The paramount consideration in applying the rule must be its purpose to protect parties from surprise and to protect the fairness and the due process of the proceedings, so that in a case in which a party would not have been surprised or prejudiced by allowing testimony, it should be allowed.

See also Hansen v. Airborne Freight Corp., ERD Case No. 8400179 (LIRC May 21, 1987); Scott v. Sno Bird Trailer Company, ERD Case No. 8802744 (LIRC Dec. 19, 1990). The commission requires that the party requesting exclusion show how he or she was prejudiced by an untimely disclosure of an exhibit. Peace v. Milwaukee Plating Company, ERD Case No. 8951436 (LIRC Aug. 21, 1992).

In Rutherford v. LIRC, 2008 WI App 66,  29, 309 Wis. 2d 498, 514, 752 N.W.2d 897, the court of appeals framed the question of whether an ALJ properly excluded an exhibit under § DWD 218.17 as whether the ALJ "balance[d] the equities as between the parties before refusing to admit" a proposed exhibit.

The ALJ in this case appropriately asked the respondent's attorney for her position regarding prejudice before ruling on the respondent's objection. She stated:

Well, I've never seen these. My client has never seen these.

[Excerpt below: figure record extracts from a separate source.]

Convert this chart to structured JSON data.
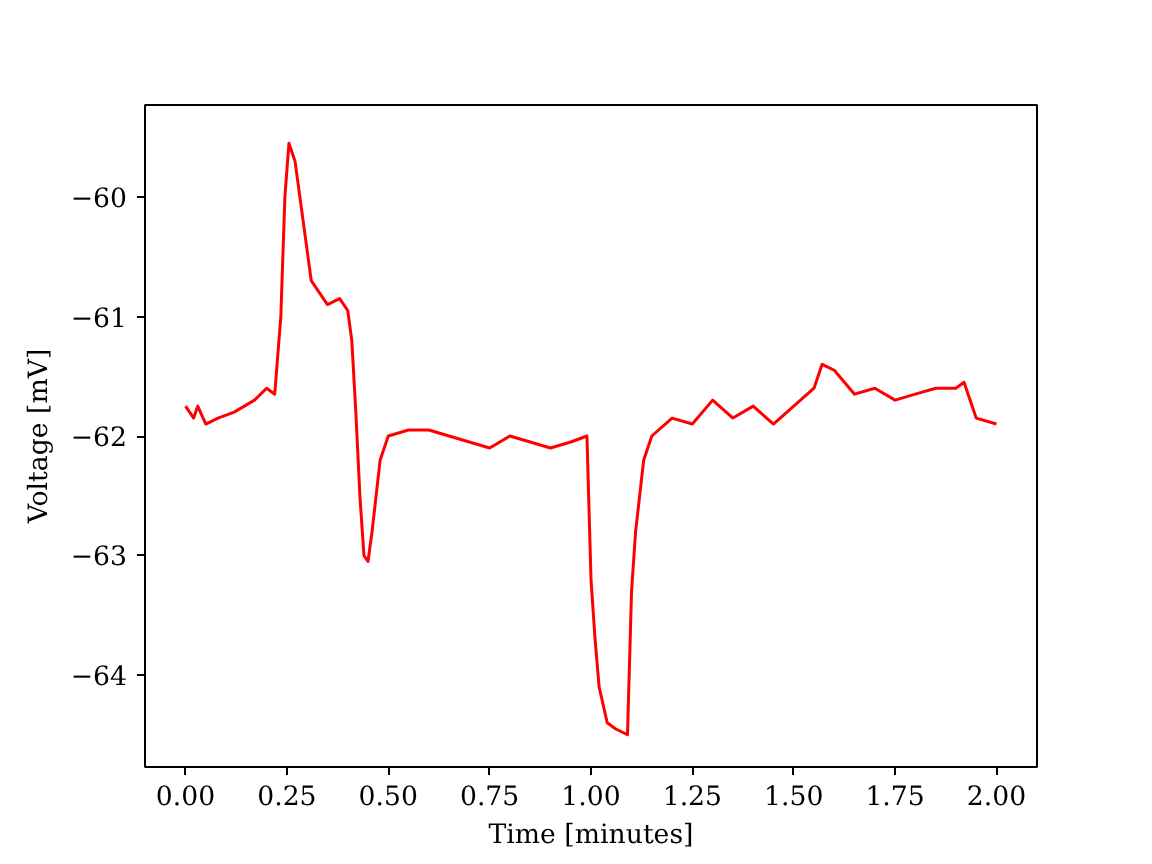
{
  "chart_data": {
    "type": "line",
    "xlabel": "Time [minutes]",
    "ylabel": "Voltage [mV]",
    "x": [
      0,
      0.02,
      0.03,
      0.05,
      0.08,
      0.12,
      0.17,
      0.2,
      0.22,
      0.235,
      0.245,
      0.255,
      0.27,
      0.29,
      0.31,
      0.33,
      0.35,
      0.38,
      0.4,
      0.41,
      0.42,
      0.43,
      0.44,
      0.45,
      0.46,
      0.48,
      0.5,
      0.55,
      0.6,
      0.65,
      0.7,
      0.75,
      0.8,
      0.85,
      0.9,
      0.95,
      0.99,
      1.0,
      1.01,
      1.02,
      1.04,
      1.06,
      1.09,
      1.1,
      1.11,
      1.13,
      1.15,
      1.2,
      1.25,
      1.3,
      1.35,
      1.4,
      1.45,
      1.5,
      1.55,
      1.57,
      1.6,
      1.65,
      1.7,
      1.75,
      1.8,
      1.85,
      1.9,
      1.92,
      1.95,
      2.0
    ],
    "series": [
      {
        "color": "#ff0000",
        "values": [
          -61.75,
          -61.85,
          -61.75,
          -61.9,
          -61.85,
          -61.8,
          -61.7,
          -61.6,
          -61.65,
          -61.0,
          -60.0,
          -59.55,
          -59.7,
          -60.2,
          -60.7,
          -60.8,
          -60.9,
          -60.85,
          -60.95,
          -61.2,
          -61.8,
          -62.5,
          -63.0,
          -63.05,
          -62.8,
          -62.2,
          -62.0,
          -61.95,
          -61.95,
          -62.0,
          -62.05,
          -62.1,
          -62.0,
          -62.05,
          -62.1,
          -62.05,
          -62.0,
          -63.2,
          -63.7,
          -64.1,
          -64.4,
          -64.45,
          -64.5,
          -63.3,
          -62.8,
          -62.2,
          -62.0,
          -61.85,
          -61.9,
          -61.7,
          -61.85,
          -61.75,
          -61.9,
          -61.75,
          -61.6,
          -61.4,
          -61.45,
          -61.65,
          -61.6,
          -61.7,
          -61.65,
          -61.6,
          -61.6,
          -61.55,
          -61.85,
          -61.9
        ]
      }
    ],
    "xlim": [
      -0.1,
      2.1
    ],
    "ylim": [
      -64.77,
      -59.23
    ],
    "xticks": [
      {
        "value": 0,
        "label": "0.00"
      },
      {
        "value": 0.25,
        "label": "0.25"
      },
      {
        "value": 0.5,
        "label": "0.50"
      },
      {
        "value": 0.75,
        "label": "0.75"
      },
      {
        "value": 1,
        "label": "1.00"
      },
      {
        "value": 1.25,
        "label": "1.25"
      },
      {
        "value": 1.5,
        "label": "1.50"
      },
      {
        "value": 1.75,
        "label": "1.75"
      },
      {
        "value": 2,
        "label": "2.00"
      }
    ],
    "yticks": [
      {
        "value": -64,
        "label": "−64"
      },
      {
        "value": -63,
        "label": "−63"
      },
      {
        "value": -62,
        "label": "−62"
      },
      {
        "value": -61,
        "label": "−61"
      },
      {
        "value": -60,
        "label": "−60"
      }
    ]
  }
}
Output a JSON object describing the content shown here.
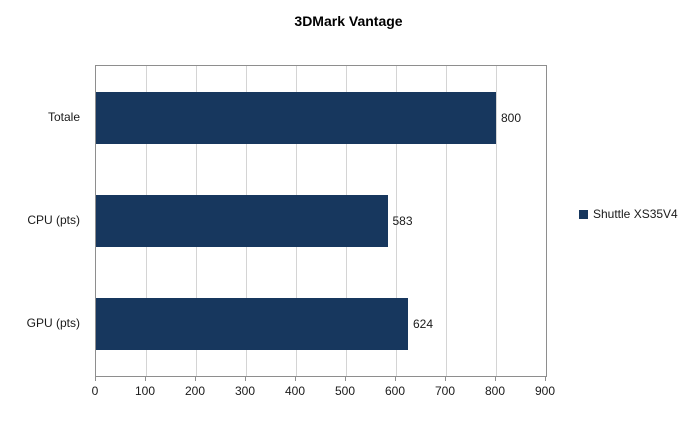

I would say that I've had no notice to look at these, and I'm prejudiced in that it's the day of hearing, and this lists symptoms and other things that we've not been privy to or have seen ever.

(Tr. of Hearing, p. 28).

The ALJ agreed that it would have been prejudicial to the respondent to admit medical records that the respondent had not seen until the day of the hearing:

Clearly dealing with medical records for the first time at the hearing, medical records are a complex thing which need notice for the other party to be able to process and deal with.

(Tr. of Hearing, p. 31).

The ALJ thus balanced the equities of the parties as contemplated by Rutherford. The respondent had not conceded that the complainant's condition qualified as a disability under the WFEA, so the respondent would have had reason to closely review any medical documentation offered by the complainant, and to develop its own questions to witnesses and its own evidence based on the documentation. Its opportunity to do so on the day of hearing was extremely limited. The ALJ's exclusion of the documents was not an abuse of discretion.

Later in the hearing, the ALJ also excluded the two website articles about depression. (Tr. of Hearing, pp. 129-131). As with the treatment records, they were never disclosed to the respondent prior to the hearing. The ALJ found them to be prejudicial, but also found them to be irrelevant, because they only addressed the general nature of depression and anxiety. The ALJ ascertained from the respondent that it did not contest the proposition that depression and anxiety, as described in the website articles, could constitute a disability under the WFEA; it contested the complainant's assertion that his specific set of symptoms constituted a disability. The website articles, then, did not go to the issue that was in dispute between the parties. Exclusion on this basis, and on failure of disclosure, was not an abuse of discretion.

Regarding the rest of the case, the ALJ's findings are supported by the evidence, except the issuance of the Initial Determination was on March 17, 2014, not March 17, 2013. The ALJ's conclusions of law are correct, except in conclusion no. 4 the respondent was mis-named. The commission affirms the decision with modifications.